We will implement McFadden’s choice model in R using the **mlogit** package, which can accept “wide” or “long” data in the `mlogit.data`

function.

```
library(mlogit)
# Get Car data, in "wide" choice format
data(Car)
# If we look at the data, the choice-specific variables are named
# e.g. "speed1" "speed2" "speed3" and so on.
# So we need our choice variable to be 1, 2, 3 ,to match
# Right now instead it's choice1, choice2, choice3. So we edit.
Car$choice <- substr(Car$choice, 7, 7)
# For this we need to specify the choice variable with choice
# whether it's currently in wide or long format with shape
# the column numbers of the alternative-specific variables with varying.
# We need alt.levels to tell us what our alternatives are (1-6, as seen in choice).
# We also need sep = "" since our wide-format variable names are type1, type2, etc.
# If the variable names were type_1, type_2, etc., we'd need sep = "_".
# If this were long data we'd also want:
# the case identifier with id.var (for individuals) and/or chid.var
# (for multiple choices within individuals)
# And a variable indicating the alternatives with alt.var
# But could skip the alt.levels and sep arguments
mlogit.Car <- mlogit.data(Car,
choice = 'choice',
shape = 'wide',
varying = 5:70,
sep="")
# mlogit.Car is now in "long" format
# Note that if we did start with "long" format we could probably skip the mlogit.data() step.
# Now we can run the regression with mlogit().
# We "regress" the choice on the alternative-specific variables like type, fuel, and price
# Then put a pipe separator |
# and add our case-specific variables like college
model <- mlogit(choice ~ type + fuel + price | college,
data = mlogit.Car)
# Look at the results
summary(model)
```

## Stata

Stata has the McFadden model built in.

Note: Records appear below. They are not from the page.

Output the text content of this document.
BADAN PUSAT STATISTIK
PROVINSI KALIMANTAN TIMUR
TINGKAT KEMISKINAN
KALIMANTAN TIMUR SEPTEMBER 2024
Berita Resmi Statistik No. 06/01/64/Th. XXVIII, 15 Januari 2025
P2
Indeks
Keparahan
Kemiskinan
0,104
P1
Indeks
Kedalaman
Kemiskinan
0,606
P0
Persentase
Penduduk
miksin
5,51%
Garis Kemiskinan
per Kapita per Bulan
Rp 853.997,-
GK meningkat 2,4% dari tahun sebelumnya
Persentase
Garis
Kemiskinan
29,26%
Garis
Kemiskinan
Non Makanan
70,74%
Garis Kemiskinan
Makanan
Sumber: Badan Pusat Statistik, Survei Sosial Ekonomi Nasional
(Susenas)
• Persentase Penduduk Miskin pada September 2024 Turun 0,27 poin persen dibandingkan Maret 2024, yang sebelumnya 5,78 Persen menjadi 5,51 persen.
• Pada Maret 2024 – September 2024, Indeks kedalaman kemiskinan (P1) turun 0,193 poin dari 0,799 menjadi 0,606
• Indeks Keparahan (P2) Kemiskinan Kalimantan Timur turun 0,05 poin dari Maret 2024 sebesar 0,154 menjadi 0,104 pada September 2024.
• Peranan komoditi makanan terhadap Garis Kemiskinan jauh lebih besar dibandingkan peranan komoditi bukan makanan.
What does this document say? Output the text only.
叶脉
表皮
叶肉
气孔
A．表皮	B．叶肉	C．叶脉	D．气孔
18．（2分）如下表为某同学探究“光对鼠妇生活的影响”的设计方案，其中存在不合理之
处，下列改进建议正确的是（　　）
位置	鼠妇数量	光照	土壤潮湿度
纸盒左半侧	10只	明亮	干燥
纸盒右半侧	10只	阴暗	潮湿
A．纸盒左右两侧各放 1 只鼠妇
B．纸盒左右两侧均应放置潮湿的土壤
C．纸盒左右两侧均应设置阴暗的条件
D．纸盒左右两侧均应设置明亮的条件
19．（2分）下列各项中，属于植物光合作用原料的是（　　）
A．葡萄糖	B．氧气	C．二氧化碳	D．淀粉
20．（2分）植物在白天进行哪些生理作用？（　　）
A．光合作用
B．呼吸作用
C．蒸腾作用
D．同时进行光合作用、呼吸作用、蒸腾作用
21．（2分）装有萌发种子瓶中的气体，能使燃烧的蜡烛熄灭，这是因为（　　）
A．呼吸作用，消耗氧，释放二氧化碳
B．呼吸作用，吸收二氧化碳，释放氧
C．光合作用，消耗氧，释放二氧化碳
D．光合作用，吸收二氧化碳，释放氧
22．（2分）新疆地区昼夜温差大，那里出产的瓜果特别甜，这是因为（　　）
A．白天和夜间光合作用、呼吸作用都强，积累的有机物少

We will estimate the model using the older `asclogit`

command as well as the `cmclogit`

command that comes with Stata 16. These commands require “long” choice data, as described in the Keep in Mind section.

```
* Load in car choice data
webuse carchoice
* To use asclogit, we "regress" our choice variable (purchase)
* on any alternative-specific variables (dealers)
* then we put our case ID variable consumerid in case()
* and our variable specifying alternatives, car, in alternatives()
* then finally we put any case-specific variables like gender and income, in casevars()
asclogit purchase dealers, case(consumerid) alternatives(car) casevars(gender income)
* To use cmclogit, we first declare our data to be choice data with cmset
* specifying our case ID variable and then the set of alternatives
cmset consumerid car
* Now that Stata knows the structure, we can omit those parts from the asclogit
* specification, but the rest stays the same!
cmclogit purchase dealers, casevars(gender income)
```

Why bother with the `cmclogit`

version? `cmset`

gives you a lot more information about your data, and makes it easy to transition between different choice model types, including those incorporating panel data (each person makes multiple choices).